Layout is slugish.
The first time I saw layout in action on an official video I saw an example model (very small and simple) and someone inserting it in a sheet as a viewport, rotating the viewport and dimensioning it very fast in 3D.
I immediatelly immersed in the dream, at that time, that I could do this with my buildings.
We were at version 8 and Layout 2 if I’m not mistaken… I learnt the hard way that if I really wanted to use Sketchup+Layout effectivelly, I had to work in sketchup and prepare things first as much as I could and only send the model, with every viewport setup as a scene, into layout.
Otherwise, it would be, put simply, impossible.
Layout has grown faster since then but it’s still very slow and I think everyone that has to deal with fairly complex models in Layout faces the same issues even with super GPU+CPU combos, as is my case.
So the result is that if you want to be effective in Layout you must endup setting up scenes that represent 2D views of the model and will remain untouched in layout. No change will take place in them that requires revealing they are actually 3D views of the model.
The only requirement we have on these viewports is usually setting up scale, move them around, and framing them.
The workflow is pretty standard by now: setup scenes and stick with them on Layout and if needed, change them on Sketchup and reload in layout.
I know of noone that even dreams on rotating their complex models in a LO viewport.
So, my conclusion is that Layout is basically used to display static 2D views of Sketchup scenes and if you feel this is true too then…
Why is Layout dealing with 3D viewports all the time?..
When any change to a viewport makes Layout stall?
When any time a model is reloaded Layout stalls?
When any missed double click ruins viewport camera?
When this seems to be the main reason overall usability drops so much?
When that’s the reason many (most) users think Layout is unuseable?
And when it’s a feature most of us are not using?
Add to this the fact that any manipulation on a 3D model viewport from Layout’s side will break its direct link with Sketchup and we’re getting to my wish:
I wish that when inserting a model I could generate viewports as 2D vector graphics (SVG probably) rather than the heavier 3D model viewports that I don’t need.
So I envision the following:
1 - An easy way to choose if you want your model treated as 3D, 2D or 2D+3D - When inserting a model the options below would popup and the same thing would happen when using “Send to Layout…” from within SU. On existing Layout files the options would be managed through File > Document Setup > References.
2 - Insert Model as full 3D model - This would behave exactly as we have right now where the model is represented as editable 3D Viewports - It would be the Heavy and Slow version;
3 - Insert Model as a Set of 2D graphics corresponding to Sketchup Scenes - No scene in the model would be 3D, instead it would be replaced by a 2D graphic. Hopefully this would be the fastest import though I imagine converting scenes into graphics when reloading could take some time. (at least the same time it does now… )
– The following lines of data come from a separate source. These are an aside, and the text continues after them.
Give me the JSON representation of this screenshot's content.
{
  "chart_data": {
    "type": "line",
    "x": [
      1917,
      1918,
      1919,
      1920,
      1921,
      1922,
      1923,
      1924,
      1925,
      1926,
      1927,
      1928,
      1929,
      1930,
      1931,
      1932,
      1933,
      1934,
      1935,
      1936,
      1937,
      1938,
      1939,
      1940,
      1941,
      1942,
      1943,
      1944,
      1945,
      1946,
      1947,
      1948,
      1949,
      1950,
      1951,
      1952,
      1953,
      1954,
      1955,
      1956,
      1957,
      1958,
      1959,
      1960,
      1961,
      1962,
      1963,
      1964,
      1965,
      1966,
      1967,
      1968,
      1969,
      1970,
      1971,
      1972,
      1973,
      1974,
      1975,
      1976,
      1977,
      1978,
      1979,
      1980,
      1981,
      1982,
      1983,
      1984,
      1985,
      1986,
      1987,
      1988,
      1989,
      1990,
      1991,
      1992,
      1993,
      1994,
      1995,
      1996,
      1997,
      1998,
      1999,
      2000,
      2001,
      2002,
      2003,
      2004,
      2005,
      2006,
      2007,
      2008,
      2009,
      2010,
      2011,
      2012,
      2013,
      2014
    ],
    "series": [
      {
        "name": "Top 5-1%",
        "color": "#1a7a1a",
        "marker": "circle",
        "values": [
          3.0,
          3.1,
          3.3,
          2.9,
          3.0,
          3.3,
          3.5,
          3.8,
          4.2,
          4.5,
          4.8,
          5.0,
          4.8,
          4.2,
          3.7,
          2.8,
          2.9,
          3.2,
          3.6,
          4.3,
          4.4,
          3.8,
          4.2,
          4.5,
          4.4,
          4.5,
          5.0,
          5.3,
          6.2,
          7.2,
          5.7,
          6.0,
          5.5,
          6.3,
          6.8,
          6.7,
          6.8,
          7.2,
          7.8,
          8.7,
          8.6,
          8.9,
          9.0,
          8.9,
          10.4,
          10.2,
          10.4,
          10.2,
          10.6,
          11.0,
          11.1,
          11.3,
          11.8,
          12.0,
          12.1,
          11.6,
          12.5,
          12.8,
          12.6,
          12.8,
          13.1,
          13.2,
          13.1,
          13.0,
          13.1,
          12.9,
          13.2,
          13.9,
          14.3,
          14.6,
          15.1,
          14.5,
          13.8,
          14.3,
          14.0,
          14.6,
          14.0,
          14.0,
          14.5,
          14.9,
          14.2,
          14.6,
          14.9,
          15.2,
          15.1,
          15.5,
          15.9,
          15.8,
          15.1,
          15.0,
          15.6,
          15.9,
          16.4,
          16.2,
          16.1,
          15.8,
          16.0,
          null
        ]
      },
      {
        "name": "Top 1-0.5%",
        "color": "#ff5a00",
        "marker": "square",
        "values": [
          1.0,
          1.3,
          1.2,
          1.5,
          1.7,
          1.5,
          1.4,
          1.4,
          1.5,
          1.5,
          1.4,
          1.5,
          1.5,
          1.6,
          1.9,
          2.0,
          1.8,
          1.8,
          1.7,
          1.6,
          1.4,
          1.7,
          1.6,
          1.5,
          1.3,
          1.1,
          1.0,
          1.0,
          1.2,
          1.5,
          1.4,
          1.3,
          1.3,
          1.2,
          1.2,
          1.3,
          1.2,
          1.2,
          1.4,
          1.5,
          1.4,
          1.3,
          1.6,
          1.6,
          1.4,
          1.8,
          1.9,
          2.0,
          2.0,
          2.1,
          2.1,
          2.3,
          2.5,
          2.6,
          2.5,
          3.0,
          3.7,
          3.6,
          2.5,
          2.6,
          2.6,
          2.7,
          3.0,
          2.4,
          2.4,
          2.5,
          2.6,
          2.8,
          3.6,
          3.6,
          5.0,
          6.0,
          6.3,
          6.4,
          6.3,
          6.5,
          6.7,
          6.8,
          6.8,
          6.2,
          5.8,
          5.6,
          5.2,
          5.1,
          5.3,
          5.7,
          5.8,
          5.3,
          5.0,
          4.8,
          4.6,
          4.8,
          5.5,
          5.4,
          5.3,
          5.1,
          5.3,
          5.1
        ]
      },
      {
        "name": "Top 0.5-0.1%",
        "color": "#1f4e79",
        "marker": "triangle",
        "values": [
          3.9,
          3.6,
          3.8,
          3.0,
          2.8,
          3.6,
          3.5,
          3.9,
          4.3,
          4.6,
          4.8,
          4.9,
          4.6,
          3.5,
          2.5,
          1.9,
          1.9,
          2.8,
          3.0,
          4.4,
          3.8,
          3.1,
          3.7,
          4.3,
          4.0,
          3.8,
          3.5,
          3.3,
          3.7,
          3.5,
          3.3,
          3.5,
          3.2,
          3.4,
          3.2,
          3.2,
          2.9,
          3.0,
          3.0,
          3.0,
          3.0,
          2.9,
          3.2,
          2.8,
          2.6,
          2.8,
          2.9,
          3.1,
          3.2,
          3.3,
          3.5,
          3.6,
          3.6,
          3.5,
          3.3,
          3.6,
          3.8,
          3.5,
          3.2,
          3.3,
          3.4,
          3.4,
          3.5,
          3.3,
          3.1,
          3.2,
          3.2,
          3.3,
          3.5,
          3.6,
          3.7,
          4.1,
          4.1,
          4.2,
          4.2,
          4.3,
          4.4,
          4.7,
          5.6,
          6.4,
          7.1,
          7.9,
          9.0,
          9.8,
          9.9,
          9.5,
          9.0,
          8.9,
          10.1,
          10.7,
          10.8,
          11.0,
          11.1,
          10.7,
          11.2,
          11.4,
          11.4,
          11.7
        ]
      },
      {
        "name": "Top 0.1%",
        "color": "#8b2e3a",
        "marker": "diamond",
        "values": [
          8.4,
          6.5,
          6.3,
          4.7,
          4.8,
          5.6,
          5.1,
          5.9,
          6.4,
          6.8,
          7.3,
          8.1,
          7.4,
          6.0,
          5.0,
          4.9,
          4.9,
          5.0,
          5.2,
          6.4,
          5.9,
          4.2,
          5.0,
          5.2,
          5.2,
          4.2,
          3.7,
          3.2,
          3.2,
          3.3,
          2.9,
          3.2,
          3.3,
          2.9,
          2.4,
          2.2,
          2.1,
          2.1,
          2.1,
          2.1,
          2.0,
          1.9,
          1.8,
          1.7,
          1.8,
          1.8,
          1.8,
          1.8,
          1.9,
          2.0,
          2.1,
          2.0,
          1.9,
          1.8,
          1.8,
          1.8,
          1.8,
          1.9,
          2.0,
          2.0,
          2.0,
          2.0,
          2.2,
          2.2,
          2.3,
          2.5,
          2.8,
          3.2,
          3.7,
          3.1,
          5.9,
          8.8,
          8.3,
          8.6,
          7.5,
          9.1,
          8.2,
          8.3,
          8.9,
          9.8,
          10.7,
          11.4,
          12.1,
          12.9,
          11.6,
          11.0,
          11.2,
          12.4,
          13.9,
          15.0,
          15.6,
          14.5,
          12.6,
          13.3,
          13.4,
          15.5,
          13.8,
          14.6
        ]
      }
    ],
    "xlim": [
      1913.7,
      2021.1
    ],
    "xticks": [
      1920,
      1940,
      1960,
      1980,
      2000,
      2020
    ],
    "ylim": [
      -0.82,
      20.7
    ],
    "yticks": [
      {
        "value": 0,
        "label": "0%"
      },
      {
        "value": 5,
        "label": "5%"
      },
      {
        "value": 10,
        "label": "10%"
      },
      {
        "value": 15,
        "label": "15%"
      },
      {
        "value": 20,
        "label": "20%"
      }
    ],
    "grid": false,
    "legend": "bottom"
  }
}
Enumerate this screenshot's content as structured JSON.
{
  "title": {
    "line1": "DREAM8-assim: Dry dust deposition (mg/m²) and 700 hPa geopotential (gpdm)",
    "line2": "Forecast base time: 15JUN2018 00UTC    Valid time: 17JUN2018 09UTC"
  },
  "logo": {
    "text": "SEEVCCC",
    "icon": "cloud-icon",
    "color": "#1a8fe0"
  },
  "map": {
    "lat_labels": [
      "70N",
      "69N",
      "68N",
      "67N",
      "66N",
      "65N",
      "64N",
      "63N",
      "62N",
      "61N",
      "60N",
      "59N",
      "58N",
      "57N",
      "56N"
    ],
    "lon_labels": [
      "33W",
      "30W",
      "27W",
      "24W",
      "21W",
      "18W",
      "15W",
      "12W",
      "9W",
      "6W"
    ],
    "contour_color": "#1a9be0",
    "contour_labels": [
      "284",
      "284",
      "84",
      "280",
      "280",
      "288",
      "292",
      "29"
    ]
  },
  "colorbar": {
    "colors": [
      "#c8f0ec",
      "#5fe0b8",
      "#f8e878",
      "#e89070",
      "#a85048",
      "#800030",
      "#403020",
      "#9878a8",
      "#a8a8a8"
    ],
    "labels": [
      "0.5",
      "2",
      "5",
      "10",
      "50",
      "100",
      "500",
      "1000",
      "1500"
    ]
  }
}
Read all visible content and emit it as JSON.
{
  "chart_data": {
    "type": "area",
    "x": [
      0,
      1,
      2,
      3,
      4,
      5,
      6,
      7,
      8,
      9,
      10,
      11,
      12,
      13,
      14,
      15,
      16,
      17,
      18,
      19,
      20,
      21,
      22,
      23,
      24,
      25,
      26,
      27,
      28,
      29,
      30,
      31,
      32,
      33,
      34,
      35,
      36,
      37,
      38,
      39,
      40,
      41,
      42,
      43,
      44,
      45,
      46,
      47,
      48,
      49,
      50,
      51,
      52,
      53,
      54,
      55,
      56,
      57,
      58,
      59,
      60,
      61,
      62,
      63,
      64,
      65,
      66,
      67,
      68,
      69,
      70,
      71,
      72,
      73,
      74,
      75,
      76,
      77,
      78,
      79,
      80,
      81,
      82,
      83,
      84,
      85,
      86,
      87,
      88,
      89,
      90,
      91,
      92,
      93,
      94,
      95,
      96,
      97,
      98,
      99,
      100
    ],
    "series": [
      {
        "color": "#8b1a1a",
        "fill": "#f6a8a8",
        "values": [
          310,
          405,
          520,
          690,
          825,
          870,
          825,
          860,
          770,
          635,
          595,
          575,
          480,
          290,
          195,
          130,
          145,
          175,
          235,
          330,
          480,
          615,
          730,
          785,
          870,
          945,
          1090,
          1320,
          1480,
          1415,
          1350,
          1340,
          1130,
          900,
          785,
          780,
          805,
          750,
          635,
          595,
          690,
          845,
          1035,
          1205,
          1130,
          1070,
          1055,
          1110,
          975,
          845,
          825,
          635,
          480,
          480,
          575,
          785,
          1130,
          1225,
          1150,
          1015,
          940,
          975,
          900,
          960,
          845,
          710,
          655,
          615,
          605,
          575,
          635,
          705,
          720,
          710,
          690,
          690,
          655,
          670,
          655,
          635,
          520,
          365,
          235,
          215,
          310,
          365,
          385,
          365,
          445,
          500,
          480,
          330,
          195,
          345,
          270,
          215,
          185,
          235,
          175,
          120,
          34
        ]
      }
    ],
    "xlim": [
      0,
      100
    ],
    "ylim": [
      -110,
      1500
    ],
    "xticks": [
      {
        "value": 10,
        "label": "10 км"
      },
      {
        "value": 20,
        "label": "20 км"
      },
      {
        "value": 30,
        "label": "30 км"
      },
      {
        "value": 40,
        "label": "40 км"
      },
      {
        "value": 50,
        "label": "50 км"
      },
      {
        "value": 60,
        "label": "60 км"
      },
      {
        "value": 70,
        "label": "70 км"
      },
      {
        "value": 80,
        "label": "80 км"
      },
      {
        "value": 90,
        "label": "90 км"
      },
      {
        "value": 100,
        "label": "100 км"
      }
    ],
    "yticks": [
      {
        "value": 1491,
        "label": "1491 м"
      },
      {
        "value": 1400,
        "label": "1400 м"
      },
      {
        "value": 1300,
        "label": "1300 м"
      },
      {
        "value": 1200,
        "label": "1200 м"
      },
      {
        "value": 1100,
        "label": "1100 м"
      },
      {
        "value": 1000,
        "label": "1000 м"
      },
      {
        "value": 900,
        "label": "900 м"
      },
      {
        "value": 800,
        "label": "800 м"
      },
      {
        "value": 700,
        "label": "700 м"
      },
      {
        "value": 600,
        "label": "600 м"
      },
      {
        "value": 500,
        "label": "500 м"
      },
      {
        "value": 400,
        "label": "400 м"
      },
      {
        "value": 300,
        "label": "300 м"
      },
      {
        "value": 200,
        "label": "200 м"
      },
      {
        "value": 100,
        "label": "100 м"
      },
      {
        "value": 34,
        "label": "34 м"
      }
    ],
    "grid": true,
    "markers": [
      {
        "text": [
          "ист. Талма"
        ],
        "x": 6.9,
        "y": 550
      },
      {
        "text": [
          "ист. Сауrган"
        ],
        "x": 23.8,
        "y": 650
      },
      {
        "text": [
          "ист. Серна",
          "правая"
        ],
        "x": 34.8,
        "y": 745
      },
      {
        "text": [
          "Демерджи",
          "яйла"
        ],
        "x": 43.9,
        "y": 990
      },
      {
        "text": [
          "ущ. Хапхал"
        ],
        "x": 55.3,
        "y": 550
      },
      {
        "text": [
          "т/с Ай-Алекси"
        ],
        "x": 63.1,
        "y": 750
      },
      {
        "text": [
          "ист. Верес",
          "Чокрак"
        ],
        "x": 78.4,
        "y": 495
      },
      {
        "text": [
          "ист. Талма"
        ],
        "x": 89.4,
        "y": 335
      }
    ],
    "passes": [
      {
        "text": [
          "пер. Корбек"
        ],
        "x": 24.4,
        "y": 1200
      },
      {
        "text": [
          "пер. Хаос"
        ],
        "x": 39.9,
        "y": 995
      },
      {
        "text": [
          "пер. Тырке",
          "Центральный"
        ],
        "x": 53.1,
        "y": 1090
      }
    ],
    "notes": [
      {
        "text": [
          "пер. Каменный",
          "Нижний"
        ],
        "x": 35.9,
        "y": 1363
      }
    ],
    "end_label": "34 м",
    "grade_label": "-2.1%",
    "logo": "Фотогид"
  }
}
4 - Insert a Model in a mixed 3D/2D - Where you can choose if a viewport treats it’s scene as a 2D graphic or a 3D model. Basically this will give you fine tune control at the expense of a less simpler setup.
-
Raster image - As a jpg, exactly as a 2D viewport on Raster;
-
Vector image - As an SVG, exactly as a 2D viewport on Vector;
-
Hybrid image - SVG lines, on top of a 2D raster image.
The beauty of this would be that it could seamlessly continue the existing Layout workflow without the pain of each viewport being a full 3D model:
- You could still use low raster quality for edit but high for export;
- You could still export simple DWG and PDF’s wich would look exactly the same;
- Styles could still influence an SVG graphic as long as it has the same organizing structure as a Sketchup file;
- Framing a fixed scale 2D graphic could easily be achieved through masking or using the existing scale handling wich is very natural to 2D work.
- Rotating and moving are intuitivelly simple to understand that still would work.
- Finally each viewport could simply be a 2D Sketchup file exported from one or several flattened scenes and linked to Layout through a folder in sync with the layout file.
Basically, this would turn Layout into the kind of software it seems to be. A 2D vector graphics software with some tools that look like Architectural tools and a very neat but hardly usable ability to manipulate 3D views.
I hope this gets some attention and I hope it leads to better ideas.